Taken together, the distinct organizations of transcription-factor binding sites that we find, solely from sequence analysis, between promoters with high and low promoter activities may partly explain how the measured activities of RP promoters are encoded in their DNA sequence and provide insights into the way by which each of these factors contributes to transcription. The mechanism by which Fhl1, Sfp1, and TATA boxes contribute appears to be relatively simple, such that, in general, more sites for these factors in proximity to the TrSS likely result in higher promoter activities. In contrast, although we find significant differences in the distribution of Rap1 sites between promoters with high and low promoter activities, the mechanism by which these differences contribute differentially to transcription is unclear.
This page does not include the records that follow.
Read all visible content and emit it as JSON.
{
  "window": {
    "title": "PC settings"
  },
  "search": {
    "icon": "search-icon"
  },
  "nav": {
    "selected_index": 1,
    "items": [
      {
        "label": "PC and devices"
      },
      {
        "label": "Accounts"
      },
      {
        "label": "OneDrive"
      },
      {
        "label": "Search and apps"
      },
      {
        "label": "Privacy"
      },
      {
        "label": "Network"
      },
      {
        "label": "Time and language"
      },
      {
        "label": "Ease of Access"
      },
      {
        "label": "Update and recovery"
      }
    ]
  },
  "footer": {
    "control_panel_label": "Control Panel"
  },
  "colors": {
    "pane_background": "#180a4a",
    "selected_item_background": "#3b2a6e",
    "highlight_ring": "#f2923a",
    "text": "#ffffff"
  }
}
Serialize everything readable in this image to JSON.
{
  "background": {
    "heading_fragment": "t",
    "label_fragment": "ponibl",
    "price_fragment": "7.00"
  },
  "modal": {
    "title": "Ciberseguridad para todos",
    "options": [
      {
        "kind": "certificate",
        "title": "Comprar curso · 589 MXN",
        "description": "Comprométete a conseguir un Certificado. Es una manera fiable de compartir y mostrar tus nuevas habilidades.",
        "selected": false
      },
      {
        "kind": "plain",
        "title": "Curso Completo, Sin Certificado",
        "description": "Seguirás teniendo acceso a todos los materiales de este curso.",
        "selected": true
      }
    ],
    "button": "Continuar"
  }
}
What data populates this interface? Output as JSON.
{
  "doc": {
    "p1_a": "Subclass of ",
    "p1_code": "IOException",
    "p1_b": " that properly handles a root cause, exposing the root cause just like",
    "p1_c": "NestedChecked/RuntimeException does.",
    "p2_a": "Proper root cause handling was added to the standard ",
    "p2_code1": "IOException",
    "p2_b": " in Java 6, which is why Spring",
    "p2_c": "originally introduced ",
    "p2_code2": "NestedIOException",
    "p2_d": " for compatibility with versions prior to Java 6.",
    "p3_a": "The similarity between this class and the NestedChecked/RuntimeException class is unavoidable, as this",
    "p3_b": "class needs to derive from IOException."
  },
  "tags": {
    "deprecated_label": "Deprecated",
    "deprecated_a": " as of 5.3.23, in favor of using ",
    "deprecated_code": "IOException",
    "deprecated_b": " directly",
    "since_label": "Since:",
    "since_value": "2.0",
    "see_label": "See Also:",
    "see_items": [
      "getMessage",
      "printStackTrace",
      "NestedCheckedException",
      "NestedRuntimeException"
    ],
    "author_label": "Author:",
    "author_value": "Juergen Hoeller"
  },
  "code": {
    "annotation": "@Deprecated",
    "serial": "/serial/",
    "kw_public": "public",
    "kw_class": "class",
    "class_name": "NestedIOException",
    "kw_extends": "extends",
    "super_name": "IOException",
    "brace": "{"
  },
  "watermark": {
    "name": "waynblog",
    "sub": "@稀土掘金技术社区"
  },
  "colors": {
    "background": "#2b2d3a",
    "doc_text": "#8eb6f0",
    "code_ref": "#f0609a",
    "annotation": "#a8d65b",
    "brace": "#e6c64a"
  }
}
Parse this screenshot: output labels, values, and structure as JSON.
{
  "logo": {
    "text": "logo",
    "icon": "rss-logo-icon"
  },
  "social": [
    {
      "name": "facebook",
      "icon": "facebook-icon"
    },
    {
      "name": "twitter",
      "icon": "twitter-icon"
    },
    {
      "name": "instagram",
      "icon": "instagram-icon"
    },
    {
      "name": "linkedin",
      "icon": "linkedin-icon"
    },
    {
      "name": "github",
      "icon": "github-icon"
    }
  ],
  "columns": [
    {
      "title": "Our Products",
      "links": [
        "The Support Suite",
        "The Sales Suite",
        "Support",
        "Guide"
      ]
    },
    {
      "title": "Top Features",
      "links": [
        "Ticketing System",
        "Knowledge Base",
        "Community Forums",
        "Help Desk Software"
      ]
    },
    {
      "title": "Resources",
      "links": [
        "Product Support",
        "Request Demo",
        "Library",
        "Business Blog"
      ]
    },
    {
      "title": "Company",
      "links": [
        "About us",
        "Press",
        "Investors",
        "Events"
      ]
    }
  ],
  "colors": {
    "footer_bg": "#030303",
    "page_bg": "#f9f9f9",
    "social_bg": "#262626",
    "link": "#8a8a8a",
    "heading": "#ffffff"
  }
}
Stronger RP promoters are less favorable for nucleosome formation

As another type of sequence element that may influence promoter activity, we examined the intrinsic (DNA-encoded) nucleosome organization of RP promoters. Since nucleosomes occlude their wrapped DNA from access to most transcription factors (Kornberg and Lorch 1999), we asked whether RP promoters that are more energetically favorable for nucleosome wrapping may be less accessible to binding by transcription factors and by the transcription initiation machinery, and thus have lower promoter activity. In vitro (Polach and Widom 1995), and for two yeast genes in vivo (Svaren et al. 1994; Iyer and Struhl 1995; Lam et al. 2008), it was indeed shown that transcription factors have reduced access to sites that are wrapped within a nucleosome prior to production of that factor. However, we are not aware of a large set of genes for which part of the differences between their promoter activities within the same species were suggested to be linked to the intrinsic nucleosome affinity of their promoter sequences.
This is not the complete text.